The Queensland Department of Health has said that patients data loss issues raised by regional medical association have been resolved three years ago.
According to an ABC report, the Australian Medical Association of Queensland (AMAQ) has requested the halt of the $600 million IT upgrade across Queensland state hospitals after patient data has allegedly gone missing.
In a statement sent to ARN, AMAQ said is supportive of digitising state’s public hospital and health services.
"However, we have voiced concerns about the roll-out of Queensland Health’s Integrated Electronic Medical Record (ieMR) across public hospitals. These concerns have been reported to us by doctors working in the public health system," AMAQ said.
In a letter seen by ABC, AMAQ urged the halt of the integrated electronic medical record (ieMR) being carried out by US-headquartered Cerner, who was awarded the multi-million dollar contract.
However, according to the response letter issued by the Queensland Department of Health to AMAQ, the missing data issue was raised and resolved three years ago.
"It was as a result of a table that was incorrectly marked for periodic purging. This table is no longer marked for purging and to our knowledge this issue has not reoccurred," the letter states.
"Data has allegedly gone missing from the appointment platform and AMAQ was unable to fully investigate if other data have been lost from SurgiNet and PowerChat. SurgiNet is being deployed at the Lady Cilento Children’s Hospital to replace the iSoft operating room information systems and paper charts.
"To this, Queensland Health said all data committed to a patient’s file remains in the" file for life".
"All data is stored in the same database structure and run and maintained as one production integrated system. There are no separate databases."
In June, a PwC study of ieMR benefits showed $181.9 million financial and economic benefits have been achieved across patient quality and safety, operational service improvement and direct financial savings at the Princess Alexandra, Mackay Base, Cairns, Townsville and Queensland Children's Hospitals.
Queensland Health expects to deliver an ieMR with advanced capability to 27 hospitals by June 2020. However, flaws in the systems have resulted in patients being given multiple doses of drugs by mistake according to the ABC.
"The AMA Queensland e-health working group has raised these concerns with Queensland Health as they have arisen over the past 12 months, most recently during a discussion about the ieMR system," AMAQ said.
AMAQ is concerned that ieMR is placing extra strain on an already overloaded IT framework, potentially impacting the delivery of health services and patient safety.
"AMA Queensland has recommended Queensland Health pause the roll-out of ieMR to allow for doctors’ concerns around productivity and patient care to be resolved."
A Queensland Health spokesperson said that the ieMR roll out has been a success according to an independent research of more than 2,000 hospital staff.
"Since the ieMR was first rolled out, it has reduced the average length of stay, unplanned readmissions, and the number of serious falls and pressure injuries for Queensland Health patients. There has also been a notable reduction in medication errors," the spokesperson said.
Queensland Health also said it is continuing to work with AMAQ to provide the latest information on the ieMR operability and roll-out, and to address any concerns.
"During the latest meeting on Monday 25 March, concerns raised by the AMAQ were either noted as resolved, required further clarification, or assurances/feedback was provided regarding the claims," the Queensland Health spokesperson continued.
"Queensland Health remains committed to a digital health agenda that aims to deliver an ieMR across its facilities – one patient, one digital record."

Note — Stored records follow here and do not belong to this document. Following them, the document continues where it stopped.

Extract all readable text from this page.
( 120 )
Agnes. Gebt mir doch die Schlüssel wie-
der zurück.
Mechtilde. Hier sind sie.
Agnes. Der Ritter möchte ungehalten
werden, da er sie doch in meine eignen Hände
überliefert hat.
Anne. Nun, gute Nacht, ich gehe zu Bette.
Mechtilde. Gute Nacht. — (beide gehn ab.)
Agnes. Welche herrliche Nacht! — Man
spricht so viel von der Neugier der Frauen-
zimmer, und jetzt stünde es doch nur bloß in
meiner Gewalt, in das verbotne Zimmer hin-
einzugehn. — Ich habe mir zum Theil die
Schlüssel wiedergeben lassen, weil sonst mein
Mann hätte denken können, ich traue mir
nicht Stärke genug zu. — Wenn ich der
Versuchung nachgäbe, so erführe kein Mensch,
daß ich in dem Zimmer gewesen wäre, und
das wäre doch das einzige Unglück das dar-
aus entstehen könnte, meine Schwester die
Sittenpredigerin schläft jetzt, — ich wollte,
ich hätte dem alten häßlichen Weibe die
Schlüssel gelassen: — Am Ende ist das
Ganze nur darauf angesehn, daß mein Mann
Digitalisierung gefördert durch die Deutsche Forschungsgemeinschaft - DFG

They added that the Queensland Health is confident that patient safety and care has not been compromised.
According to the ABC, 40 safety alerts were generated regarding issues with ieMR, which Queensland Health explained that it does not mean that patient harm has been or will be caused.
"They’re [safety alerts] used to inform hospitals of planned system maintenance, and identify any issues that need risk assessment at the local level to determine appropriate actions.
"This is an established effective way of rapidly communicating important patient safety information to Hospital and Health Services (HHSs) to enable them to rapidly mitigate risk," the spokesperson explained.
In February, the Brisbane Times reported that doctors had warned software flaws in the ieMR were putting patients at risk.
According to the report, issues ranged from blood tests labelled with the wrong patient data to cervical screening tests going missing.
"In documents obtained or seen by the Brisbane Times, the issues have been highlighted by clinicians who are concerned software flaws are putting patients at risk and are distressed by the pressure placed on hospitals and staff by eHealth Queensland to accept the integrated electronic medical record," the Brisbane Times reported.
The ieMR has also suffered major cost blow-outs, and is estimated to cost $1.2 billion until 2025, Computerworld reported. A Queensland Audit Office report in December recommended the Department of Health and eHealth Queensland get a better handle on “the actual cost” of implementation.
Updated to include comments from Australian Medical Association Queensland (AMAQ).